As a polar vortex hits the UK and we lament that we didn't buy an extra bottle of wine this week, I'm strangely enjoying the sounds of this snow storm. With a red weather warning in place all but the most determined cars have left the roads, which means for once there is not the repetitive drone of traffic to contend with, and other things are making themselves known. For us that's mainly the sea, which is all in a lather and crashing and foaming away, and the wind, which is rushing past at some speed and bringing the blin'drift with it. Even here in civilisation, it's easy to feel very far away from everything.

It seems impossible at the moment, but late last summer we found ourselves camping on the summit of a hill in Inverness, on the remains of an old Pictish fort. It had been on a whim that I'd suggested we spend the night there as we stood in the goldening afternoon light, the air very still and full of leafy tree sounds. We set up our tent looking towards the Moray firth.


In the middle of the night we were woken by what can only be described as a close-by scream. I heard J tense up on the other side of the tent. We whispered so as to not wake tiddler, who somehow hadn't even twitched.

"Did you hear something?"
"Yes. What was that?"
"It sounded like someone screaching."
"It was close."

And it was moving, fast. There was no mistaking the Doppler effect, and the speed with which the sound had moved off was inhuman. I'm not exaggerating when I say I didn't sleep or move a muscle for the next hour. I heard the noise again, farther away this time, which was mildly reassuring, and eventually had to surrender unwillingly to exhaustion, imagining all the weirdest possible explanations.

The previous summer we'd had a similar experience, this time while camping in the middle of an ancient volcano in Ardnamurchan.
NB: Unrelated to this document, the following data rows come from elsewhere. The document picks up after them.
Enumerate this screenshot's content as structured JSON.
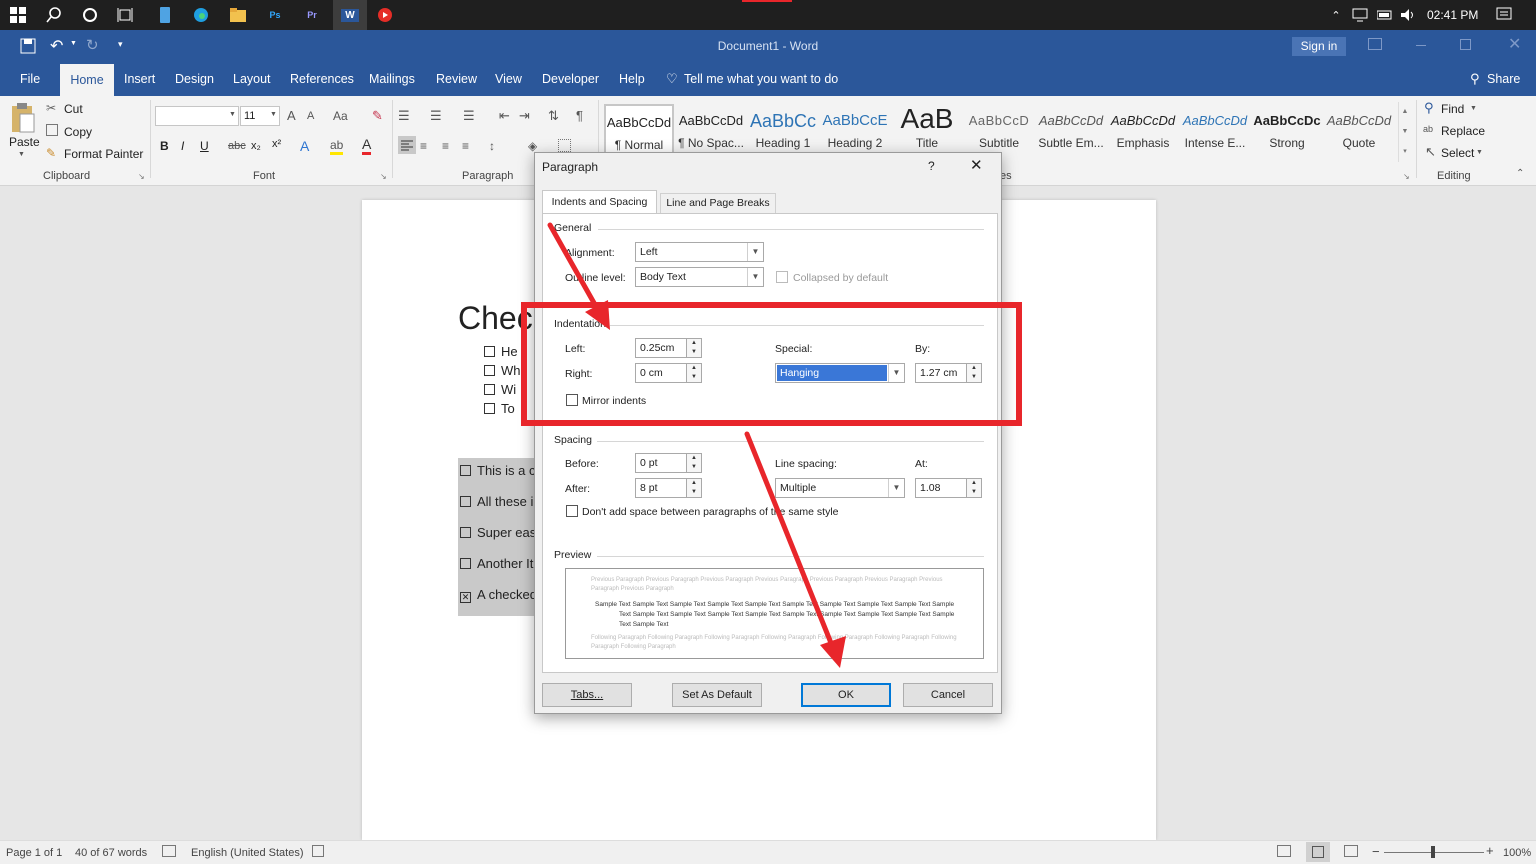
{
  "taskbar": {
    "time": "02:41 PM",
    "app_icons": [
      "windows-start-icon",
      "search-icon",
      "cortana-icon",
      "task-view-icon",
      "phone-icon",
      "edge-icon",
      "file-explorer-icon",
      "photoshop-icon",
      "premiere-icon",
      "word-icon",
      "youtube-icon"
    ],
    "photoshop_label": "Ps",
    "premiere_label": "Pr",
    "word_label": "W"
  },
  "titlebar": {
    "title": "Document1 - Word",
    "sign_in": "Sign in"
  },
  "tabs": [
    "File",
    "Home",
    "Insert",
    "Design",
    "Layout",
    "References",
    "Mailings",
    "Review",
    "View",
    "Developer",
    "Help"
  ],
  "active_tab": "Home",
  "tell_me": "Tell me what you want to do",
  "share": "Share",
  "clipboard": {
    "paste": "Paste",
    "cut": "Cut",
    "copy": "Copy",
    "format_painter": "Format Painter",
    "label": "Clipboard"
  },
  "font": {
    "size": "11",
    "label": "Font",
    "bold": "B",
    "italic": "I",
    "underline": "U",
    "strike": "abc",
    "sub": "x₂",
    "sup": "x²"
  },
  "paragraph_group": {
    "label": "Paragraph",
    "pilcrow": "¶"
  },
  "styles": [
    {
      "sample": "AaBbCcDd",
      "name": "¶ Normal"
    },
    {
      "sample": "AaBbCcDd",
      "name": "¶ No Spac..."
    },
    {
      "sample": "AaBbCc",
      "name": "Heading 1"
    },
    {
      "sample": "AaBbCcE",
      "name": "Heading 2"
    },
    {
      "sample": "AaB",
      "name": "Title"
    },
    {
      "sample": "AaBbCcD",
      "name": "Subtitle"
    },
    {
      "sample": "AaBbCcDd",
      "name": "Subtle Em..."
    },
    {
      "sample": "AaBbCcDd",
      "name": "Emphasis"
    },
    {
      "sample": "AaBbCcDd",
      "name": "Intense E..."
    },
    {
      "sample": "AaBbCcDc",
      "name": "Strong"
    },
    {
      "sample": "AaBbCcDd",
      "name": "Quote"
    }
  ],
  "styles_group_label_tail": "es",
  "editing": {
    "find": "Find",
    "replace": "Replace",
    "select": "Select",
    "label": "Editing"
  },
  "document": {
    "heading_partial": "Chec",
    "list_items": [
      "He",
      "Wh",
      "Wi",
      "To"
    ],
    "shaded_items": [
      {
        "text": "This is a c",
        "checked": false
      },
      {
        "text": "All these i",
        "checked": false
      },
      {
        "text": "Super eas",
        "checked": false
      },
      {
        "text": "Another It",
        "checked": false
      },
      {
        "text": "A checked",
        "checked": true
      }
    ]
  },
  "dialog": {
    "title": "Paragraph",
    "help": "?",
    "tabs": [
      "Indents and Spacing",
      "Line and Page Breaks"
    ],
    "general": {
      "section": "General",
      "alignment_label": "Alignment:",
      "alignment_value": "Left",
      "outline_label": "Outline level:",
      "outline_value": "Body Text",
      "collapsed_label": "Collapsed by default"
    },
    "indentation": {
      "section": "Indentation",
      "left_label": "Left:",
      "left_value": "0.25cm",
      "right_label": "Right:",
      "right_value": "0 cm",
      "special_label": "Special:",
      "special_value": "Hanging",
      "by_label": "By:",
      "by_value": "1.27 cm",
      "mirror_label": "Mirror indents"
    },
    "spacing": {
      "section": "Spacing",
      "before_label": "Before:",
      "before_value": "0 pt",
      "after_label": "After:",
      "after_value": "8 pt",
      "line_spacing_label": "Line spacing:",
      "line_spacing_value": "Multiple",
      "at_label": "At:",
      "at_value": "1.08",
      "dont_add_label": "Don't add space between paragraphs of the same style"
    },
    "preview": {
      "section": "Preview",
      "previous": "Previous Paragraph Previous Paragraph Previous Paragraph Previous Paragraph Previous Paragraph Previous Paragraph Previous Paragraph Previous Paragraph",
      "sample": "Sample Text Sample Text Sample Text Sample Text Sample Text Sample Text Sample Text Sample Text Sample Text Sample Text Sample Text Sample Text Sample Text Sample Text Sample Text Sample Text Sample Text Sample Text Sample Text Sample Text",
      "following": "Following Paragraph Following Paragraph Following Paragraph Following Paragraph Following Paragraph Following Paragraph Following Paragraph Following Paragraph"
    },
    "buttons": {
      "tabs": "Tabs...",
      "set_default": "Set As Default",
      "ok": "OK",
      "cancel": "Cancel"
    }
  },
  "statusbar": {
    "page": "Page 1 of 1",
    "words": "40 of 67 words",
    "language": "English (United States)",
    "zoom": "100%"
  },
  "colors": {
    "word_blue": "#2b579a",
    "highlight_red": "#e8262b",
    "selection_blue": "#3a77d7"
  }
}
We were woken by a sound like an enormous winged insect, so big it would have to have been one of those extinct prehistoric specimens you see in natural history museums. It seemed to fly right by our tent and then swoop away again, repeatedly. All three of us heard it on this occasion, and imaginations were running wild.



Blinding primordial fear aside, there was a sensation of feyness on both occasions, the feeling that we might not be entirely awake, or that we had planted ourselves on a threadbare patch in the fabric of the world.